その炎は夜の闇を明るくかき消す。いつか聞いた、マイナス26.7等級の輝き。時刻はまだ午前一時。あまりに早すぎる朝焼けが宮村 暁を照らしている。太陽と見紛うばかりの輝きと熱さを持って、真田 優介はそこにいる。
「すっ……げぇ……マジかよ」
驚きのあまりに掠れ切った声。しかし宮村もまだ負けてはいられない。驚きながらでも、負けを認めそうになりながらも、それでも戦わないといけないのだ。
拳を握り、もう一度振り抜く。だがもう通用しない。先程は炎を突き破る事も出来た。今は真田が軽く腕を上げるだけで、風は炎の中を突き進んだとしても途中で力尽き、何とか穿ったその穴もすぐに炎は埋めてしまう。

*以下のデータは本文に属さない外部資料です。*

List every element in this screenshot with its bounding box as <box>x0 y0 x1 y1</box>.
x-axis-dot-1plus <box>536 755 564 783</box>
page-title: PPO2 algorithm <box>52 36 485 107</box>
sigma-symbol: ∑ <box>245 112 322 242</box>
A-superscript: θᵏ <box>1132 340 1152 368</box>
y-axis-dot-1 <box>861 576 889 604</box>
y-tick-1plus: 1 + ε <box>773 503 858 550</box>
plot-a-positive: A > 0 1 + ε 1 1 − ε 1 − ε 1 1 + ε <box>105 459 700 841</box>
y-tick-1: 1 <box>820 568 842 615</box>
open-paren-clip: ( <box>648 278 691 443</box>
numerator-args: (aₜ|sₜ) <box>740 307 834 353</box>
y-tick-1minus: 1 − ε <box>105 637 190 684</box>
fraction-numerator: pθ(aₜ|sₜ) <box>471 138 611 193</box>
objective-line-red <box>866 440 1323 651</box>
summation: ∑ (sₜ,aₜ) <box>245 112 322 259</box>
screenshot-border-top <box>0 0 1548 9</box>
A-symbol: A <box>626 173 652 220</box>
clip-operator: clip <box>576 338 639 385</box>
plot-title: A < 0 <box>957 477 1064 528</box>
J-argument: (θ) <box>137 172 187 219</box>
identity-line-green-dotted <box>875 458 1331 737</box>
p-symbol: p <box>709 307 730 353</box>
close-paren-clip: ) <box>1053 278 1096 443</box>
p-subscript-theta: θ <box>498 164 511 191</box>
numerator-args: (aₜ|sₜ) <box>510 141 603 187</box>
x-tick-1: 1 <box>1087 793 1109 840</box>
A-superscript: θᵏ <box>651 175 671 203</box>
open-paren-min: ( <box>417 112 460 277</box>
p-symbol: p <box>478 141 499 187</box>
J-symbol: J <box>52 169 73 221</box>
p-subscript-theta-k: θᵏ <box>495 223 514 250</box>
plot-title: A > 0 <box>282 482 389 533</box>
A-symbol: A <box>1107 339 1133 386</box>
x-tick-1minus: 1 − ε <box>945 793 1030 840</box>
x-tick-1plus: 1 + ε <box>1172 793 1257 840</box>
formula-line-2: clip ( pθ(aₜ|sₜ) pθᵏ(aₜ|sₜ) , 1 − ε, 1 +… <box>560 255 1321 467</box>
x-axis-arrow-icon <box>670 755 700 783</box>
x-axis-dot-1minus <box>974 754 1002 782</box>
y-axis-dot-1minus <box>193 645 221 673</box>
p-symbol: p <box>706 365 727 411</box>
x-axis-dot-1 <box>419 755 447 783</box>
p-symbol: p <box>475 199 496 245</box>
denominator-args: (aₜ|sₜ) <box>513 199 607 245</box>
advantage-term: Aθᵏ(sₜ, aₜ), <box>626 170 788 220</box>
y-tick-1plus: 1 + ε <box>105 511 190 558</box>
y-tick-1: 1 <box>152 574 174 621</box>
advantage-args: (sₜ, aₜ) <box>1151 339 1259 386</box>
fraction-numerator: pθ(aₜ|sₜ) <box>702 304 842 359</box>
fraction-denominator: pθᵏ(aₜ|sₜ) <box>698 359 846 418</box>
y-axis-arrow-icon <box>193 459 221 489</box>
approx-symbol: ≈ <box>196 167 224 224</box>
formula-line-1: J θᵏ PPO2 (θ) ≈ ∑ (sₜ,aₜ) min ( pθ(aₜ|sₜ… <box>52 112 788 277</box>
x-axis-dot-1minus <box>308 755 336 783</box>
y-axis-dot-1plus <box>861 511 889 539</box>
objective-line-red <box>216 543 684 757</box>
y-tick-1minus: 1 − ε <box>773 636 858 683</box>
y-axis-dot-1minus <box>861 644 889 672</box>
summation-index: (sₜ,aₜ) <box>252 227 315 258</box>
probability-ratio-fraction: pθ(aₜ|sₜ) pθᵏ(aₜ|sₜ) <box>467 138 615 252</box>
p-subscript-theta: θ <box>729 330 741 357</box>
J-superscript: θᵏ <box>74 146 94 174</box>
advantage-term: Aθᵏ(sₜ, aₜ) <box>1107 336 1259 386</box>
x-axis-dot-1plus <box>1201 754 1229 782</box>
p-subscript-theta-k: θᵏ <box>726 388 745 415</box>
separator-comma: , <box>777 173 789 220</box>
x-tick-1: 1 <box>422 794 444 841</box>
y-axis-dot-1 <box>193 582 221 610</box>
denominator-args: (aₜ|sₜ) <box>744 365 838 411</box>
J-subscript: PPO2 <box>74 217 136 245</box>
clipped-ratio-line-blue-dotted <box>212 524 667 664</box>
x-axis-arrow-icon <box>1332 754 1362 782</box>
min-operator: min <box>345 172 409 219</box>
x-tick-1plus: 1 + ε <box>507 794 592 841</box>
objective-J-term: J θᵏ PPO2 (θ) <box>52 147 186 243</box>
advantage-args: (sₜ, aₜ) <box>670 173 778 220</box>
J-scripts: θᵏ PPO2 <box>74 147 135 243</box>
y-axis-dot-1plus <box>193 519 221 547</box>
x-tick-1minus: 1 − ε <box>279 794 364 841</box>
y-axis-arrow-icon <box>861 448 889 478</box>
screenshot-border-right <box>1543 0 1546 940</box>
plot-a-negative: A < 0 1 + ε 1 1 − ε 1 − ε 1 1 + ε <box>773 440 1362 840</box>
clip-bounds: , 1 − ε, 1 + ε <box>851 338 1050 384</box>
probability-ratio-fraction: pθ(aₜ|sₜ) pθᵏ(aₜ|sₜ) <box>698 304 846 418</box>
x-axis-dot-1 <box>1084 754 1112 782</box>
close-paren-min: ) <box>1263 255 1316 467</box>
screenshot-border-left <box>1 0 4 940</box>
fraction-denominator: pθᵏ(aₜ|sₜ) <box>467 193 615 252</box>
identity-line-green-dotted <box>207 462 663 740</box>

少なくとも現状、宮村に対して圧倒的な優位性を持ったその層はしかし、絶対的な武器にもなる。距離を足で詰められないのなら、他の要素で詰めてしまえば良い。たったそれだけの簡単な事。
「うあああああああああっ!」
目の前の宙にある空気を抱くように、交差させるように両腕を振る。届かないはずだったその距離、およそ二十メートル。今は届く。圧倒的な厚さと熱さを誇る層は、手の届く距離よりも遥か先を。たった一歩を踏み出すだけで相手を焼き払える巨大な武器だった。
「――ああ……」
炎に遮られる視界の向こうから、宮村の声が聞こえた気がした。その声は疲れているようで、諦めたようで、でも少しだけ笑っていた。